With 90% of CFOs reporting in 2021 that fraud was the same or worse than it was in 2020, CIOs are collaborating with CFO counterparts to build increased resilience to payments fraud. The initiative goes by different names – payments compliance, payments governance, fraud prevention – the effect is the same. Organizations need to transform their processes to “catch up” to real-time payments. There are four critical tenets that form the base of every payments governance and compliance program:
- Standardization – The key to eliminating unauthorized payments – even if accidental in nature – is to ensure a standardized set of controls that prevail without exception. Controls could include payment approval scenarios, extra layers of authentication, procedures if approvers are remote and/or unavailable, and specific actions if modifications to the payment are required. The organization’s payment policy should be digitized and enforced by the payment hub software to ensure these controls are consistently applied.
- Real-Time Payment Screening – Many organizations require payments to be screened against sanctions lists and bank account validation databases prior to sending those instructions to the bank. A simple exercise to verify that the bank account belongs to the intended payee should be part of every payment journey.
- Digitized Payment Policy – The organization’s payment policy should be digitized for real-time compliance checks. Examples could include payments being made outside of approved countries, the first payment to a new bank account, irregular payment amounts, etc. Every payment should be screened in real-time so that any non-compliant or suspicious payments can be stopped and quarantined in real-time to be reviewed by authorized approvers. As payments continue to diversify across multiple channels (e.g. wires, ACH, checks, real-time) and become more real-time, organizations cannot rely on treasury staff scanning every payment in real-time; nor can they expect their banks to be the last line of defense.
- Artificial Intelligence – Machine learning is perfectly suited to provide an additional layer of protection by instantly determining if a payment is an anomaly against historical payment patterns.

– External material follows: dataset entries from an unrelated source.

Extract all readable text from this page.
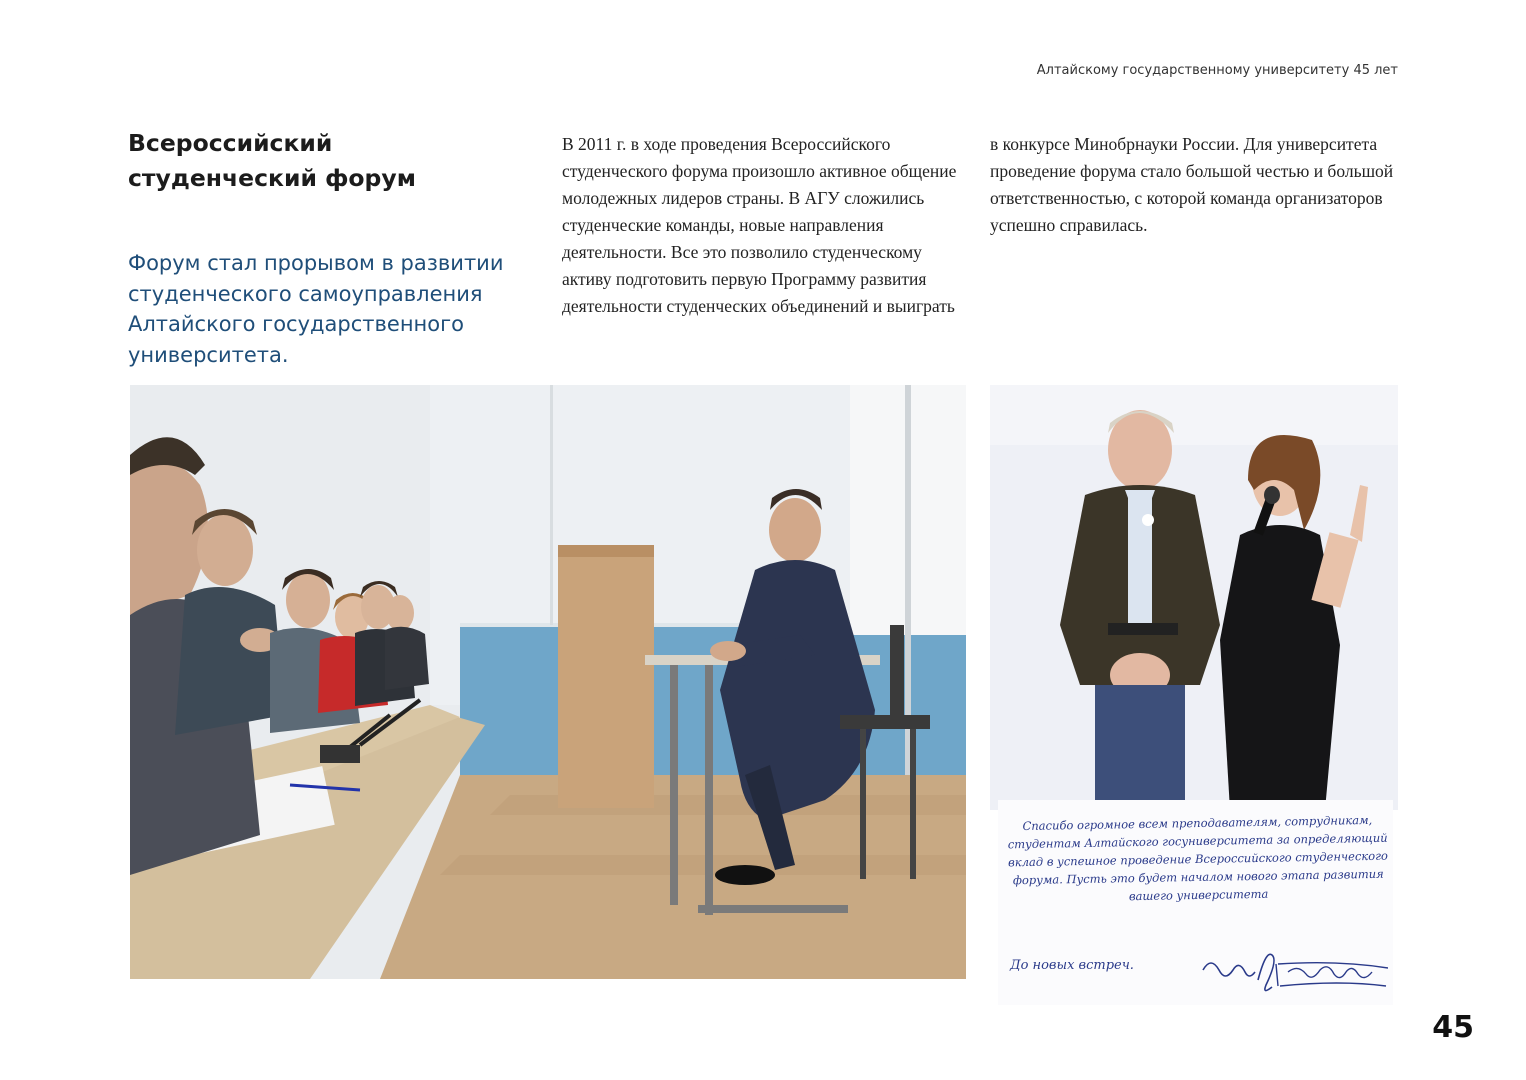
Алтайскому государственному университету 45 лет
Всероссийский студенческий форум

Форум стал прорывом в развитии студенческого самоуправления Алтайского государственного университета.

В 2011 г. в ходе проведения Всероссийского студенческого форума произошло активное общение молодежных лидеров страны. В АГУ сложились студенческие команды, новые направления деятельности. Все это позволило студенческому активу подготовить первую Программу развития деятельности студенческих объединений и выиграть

в конкурсе Минобрнауки России. Для университета проведение форума стало большой честью и большой ответственностью, с которой команда организаторов успешно справилась.

Спасибо огромное всем преподавателям, сотрудникам, студентам Алтайского госуниверситета за определяющий вклад в успешное проведение Всероссийского студенческого форума. Пусть это будет началом нового этапа развития вашего университета

До новых встреч.

45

Machine learning algorithms are easily trained using structured payment data from an existing treasury system, ERP, or payment hub to find irregular payments that should be further reviewed. This can be done individually or within payment batches to minimize the impact on the settlement of payment runs.
While fraud prevention is oftentimes the leading requirement driving payments transformation projects, other benefits including outsourced connectivity, enterprise liquidity visibility, process standardization, and multiple cost reductions should not be overlooked as these features will likely pay for the payments project with a lightning-quick ROI. And fortunately, transforming payments can be a large, collaborative project or select capabilities can be implemented incrementally, increasing the value and risk protection within weeks.